Choosing to present Mozart’s The Marriage of Figaro in a modern setting, director Nicholas Cannon says (in his program notes) that its central themes of “classism, sexism and misogyny are just as relevant more than two hundred years later”.

Pelham Andrews, Cherie Boogaart, Jeremy Kleeman and Jessica Dean in The Marriage of Figaro. Photo © Andrew Beveridge

It is harder to follow his notion that Figaro reflects the problems within our own political system, though once pointed out, Ailsa Paterson’s set design can be seen as reflective of Canberra’s architecture, particularly in Act II (despite this being the most traditional of the production’s sets with its high windows and stately central chandeliers).

The opening set, Coburn-influenced floor patterns aside, could be any modern office, complete with dumpster bin, photocopier and filing cabinets – and yet it also contains a fold-down couch central to the first acts actions between Susanna and her husband-to-be, Figaro.

All male members of the cast are dressed in a variety of suits, as does Susanna herself. And yet Mozart and Da Ponte remain intact though their source, Beaumarchais’ play, as well as the libretto, loses the element of danger in its reversals of roles and ensuing subterfuge.

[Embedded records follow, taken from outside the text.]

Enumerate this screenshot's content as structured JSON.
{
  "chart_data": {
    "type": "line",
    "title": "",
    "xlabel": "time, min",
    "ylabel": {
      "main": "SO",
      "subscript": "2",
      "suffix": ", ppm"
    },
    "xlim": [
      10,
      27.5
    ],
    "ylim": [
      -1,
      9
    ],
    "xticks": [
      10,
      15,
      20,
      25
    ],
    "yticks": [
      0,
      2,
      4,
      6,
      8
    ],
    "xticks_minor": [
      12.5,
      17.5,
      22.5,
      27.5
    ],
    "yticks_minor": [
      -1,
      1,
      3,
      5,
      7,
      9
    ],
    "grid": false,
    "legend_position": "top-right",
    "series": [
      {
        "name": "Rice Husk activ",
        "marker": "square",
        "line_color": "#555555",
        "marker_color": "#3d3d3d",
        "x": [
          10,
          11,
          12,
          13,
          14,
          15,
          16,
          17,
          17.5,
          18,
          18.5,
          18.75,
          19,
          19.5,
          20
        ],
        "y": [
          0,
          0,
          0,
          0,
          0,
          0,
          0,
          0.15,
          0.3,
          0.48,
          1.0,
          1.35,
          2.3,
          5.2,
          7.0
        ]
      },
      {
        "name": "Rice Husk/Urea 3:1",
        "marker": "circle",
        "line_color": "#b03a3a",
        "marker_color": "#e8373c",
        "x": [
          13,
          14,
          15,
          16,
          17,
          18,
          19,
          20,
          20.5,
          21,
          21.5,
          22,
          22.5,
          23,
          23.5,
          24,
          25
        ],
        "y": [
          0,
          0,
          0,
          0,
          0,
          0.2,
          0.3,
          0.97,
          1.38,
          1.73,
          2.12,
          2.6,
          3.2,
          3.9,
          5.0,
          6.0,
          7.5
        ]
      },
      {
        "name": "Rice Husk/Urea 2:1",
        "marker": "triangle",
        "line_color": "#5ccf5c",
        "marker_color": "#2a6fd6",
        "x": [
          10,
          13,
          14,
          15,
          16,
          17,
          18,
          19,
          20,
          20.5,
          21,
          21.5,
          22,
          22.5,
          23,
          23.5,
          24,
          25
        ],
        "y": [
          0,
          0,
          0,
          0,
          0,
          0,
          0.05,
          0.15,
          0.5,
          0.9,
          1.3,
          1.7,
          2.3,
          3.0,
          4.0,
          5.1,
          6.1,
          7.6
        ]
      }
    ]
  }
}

State Opera South Australia’s The Marriage of Figaro. Photo © Andrew Beveridge

Musically this is a very fine production delivered with a fleetness and chamber orchestra-like clarity by the always dependable Adelaide Symphony Orchestra under conductor Tobias Ringborg, who directs from the fortepiano.

Instrumental lines, particularly Mozart’s often giddy counterpoint, are well balanced throughout and Anthony Hunt’s chorus sings with a true sense of joy.

The cast is well selected, with Susanna delightfully played by Jessica Dean. While she may not be a minx, she displays cunning and keen intelligence, providing the perfect foil for Petah Cavallaro’s Countess. Emily Edmonds is an impish Cherubino. Cherie Boogaart’s vampish Marcellina and the plotting Bartolo are perfect.

The strongest of all in terms of stage presence and vocal power are the two principal male protagonists. Nicholas Lester is excellent as the continually scheming Count Almaviva, who never lets is his sense of position and elegance slide, while taking advantage of the old fashioned droit de seigneur with his female charges. Jeremy Kleeman’s Figaro, the Count’s aide and underling, is quick witted and cunning.

Overall, the presentation pulsates with life and joie de vivre. There is a youthful playfulness to this production with its well balanced and enthusiastic cast and musicians.

The only thing which it ay lacks is a sense of subversion, wherein the likes of Figaro, Cherubino and Susanna are seen to be dismantling the privileges of an almost feudal system – just as the French Revolution would a few years after Mozart delivered his controversial setting of what was an equally controversial play.

State Opera South Australia presents The Marriage of Figaro at Her Majesty’s Theatre, Adelaide until 25 November.